Faire tirer en rafale une Kalachnikov transformée en semi-auto ?

dimanche 12 septembre 2021, par UFA

Suite au drame survenu en décembre dans le Puy-de-Dôme au cours duquel un « survivaliste » a assassiné trois gendarmes, le Ministère de l’Intérieur a décidé d’un énième tour de vis dans la législation sur les armes.

Il faut dire que depuis 2018, la vis commençait à rouiller, il fallait bien la dégripper [1].
C’est ainsi que les armes semi-automatiques issues d’armes de guerre automatiques modifiées ne pourront plus être détenues, car elles ne « posséderaient pas les garanties nécessaires en matière de sécurité publique ».
Pour faire simple, l’argument invoqué par le Ministre, c’est que l’on peut les remettre en état de tir rafale.
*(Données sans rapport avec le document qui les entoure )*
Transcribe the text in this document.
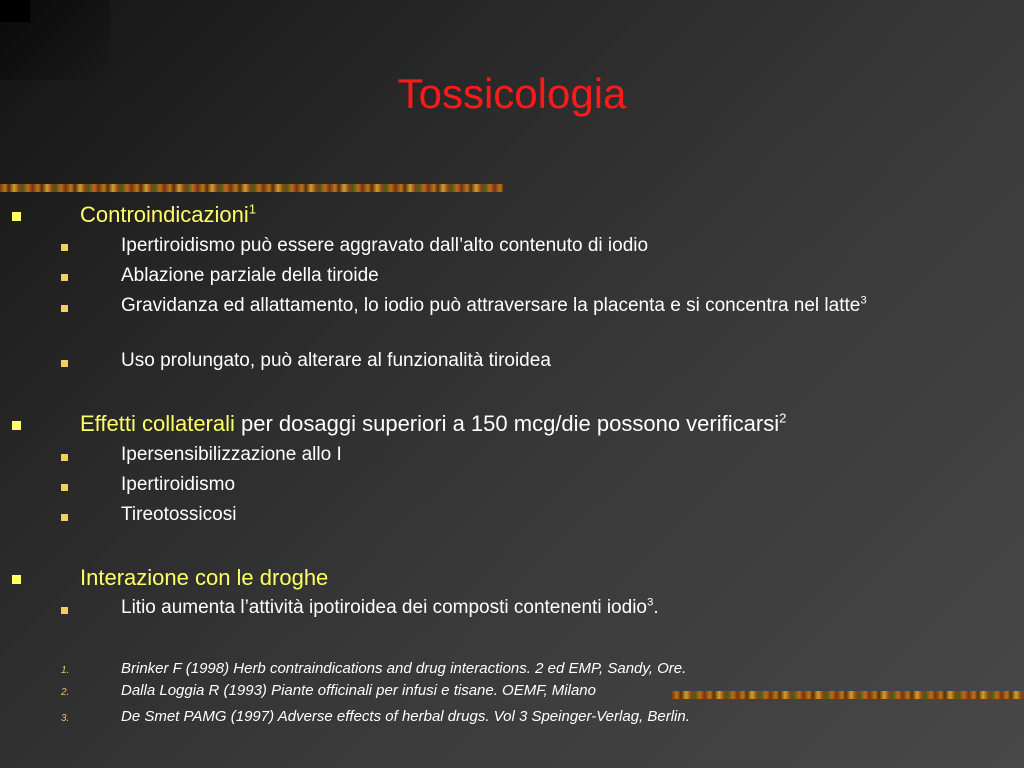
Tossicologia
Controindicazioni$^1$
Ipertiroidismo può essere aggravato dall’alto contenuto di iodio
Ablazione parziale della tiroide
Gravidanza ed allattamento, lo iodio può attraversare la placenta e si concentra nel latte$^3$
Uso prolungato, può alterare al funzionalità tiroidea
Effetti collaterali per dosaggi superiori a 150 mcg/die possono verificarsi$^2$
Ipersensibilizzazione allo I
Ipertiroidismo
Tireotossicosi
Interazione con le droghe
Litio aumenta l’attività ipotiroidea dei composti contenenti iodio$^3$.
1.	Brinker F (1998) Herb contraindications and drug interactions. 2 ed EMP, Sandy, Ore.
2.	Dalla Loggia R (1993) Piante officinali per infusi e tisane. OEMF, Milano
3.	De Smet PAMG (1997) Adverse effects of herbal drugs. Vol 3 Speinger-Verlag, Berlin.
Est-ce possible ou impossible ? Dans cet article, nous avons voulu tester l’affirmation du Ministre en pointant notre œil d’expert sur la possible remise en état de la Kalachnikov, arme symbolique par excellence.
Vous conclurez par vous-même que cette « re » transformation est absolument impossible à moins de disposer d’un outillage performant et de savoir s’en servir. Avec ce matériel et les compétences nécessaires il serait à l’évidence plus simple de fabriquer directement des armes automatiques. Notre objectif est simplement de dissuader toute tentative visant à modifier une bonne arme semi-automatique en mauvaise arme automatique dangereuse et éventuellement rassurer ceux qui ont peur de cette situation.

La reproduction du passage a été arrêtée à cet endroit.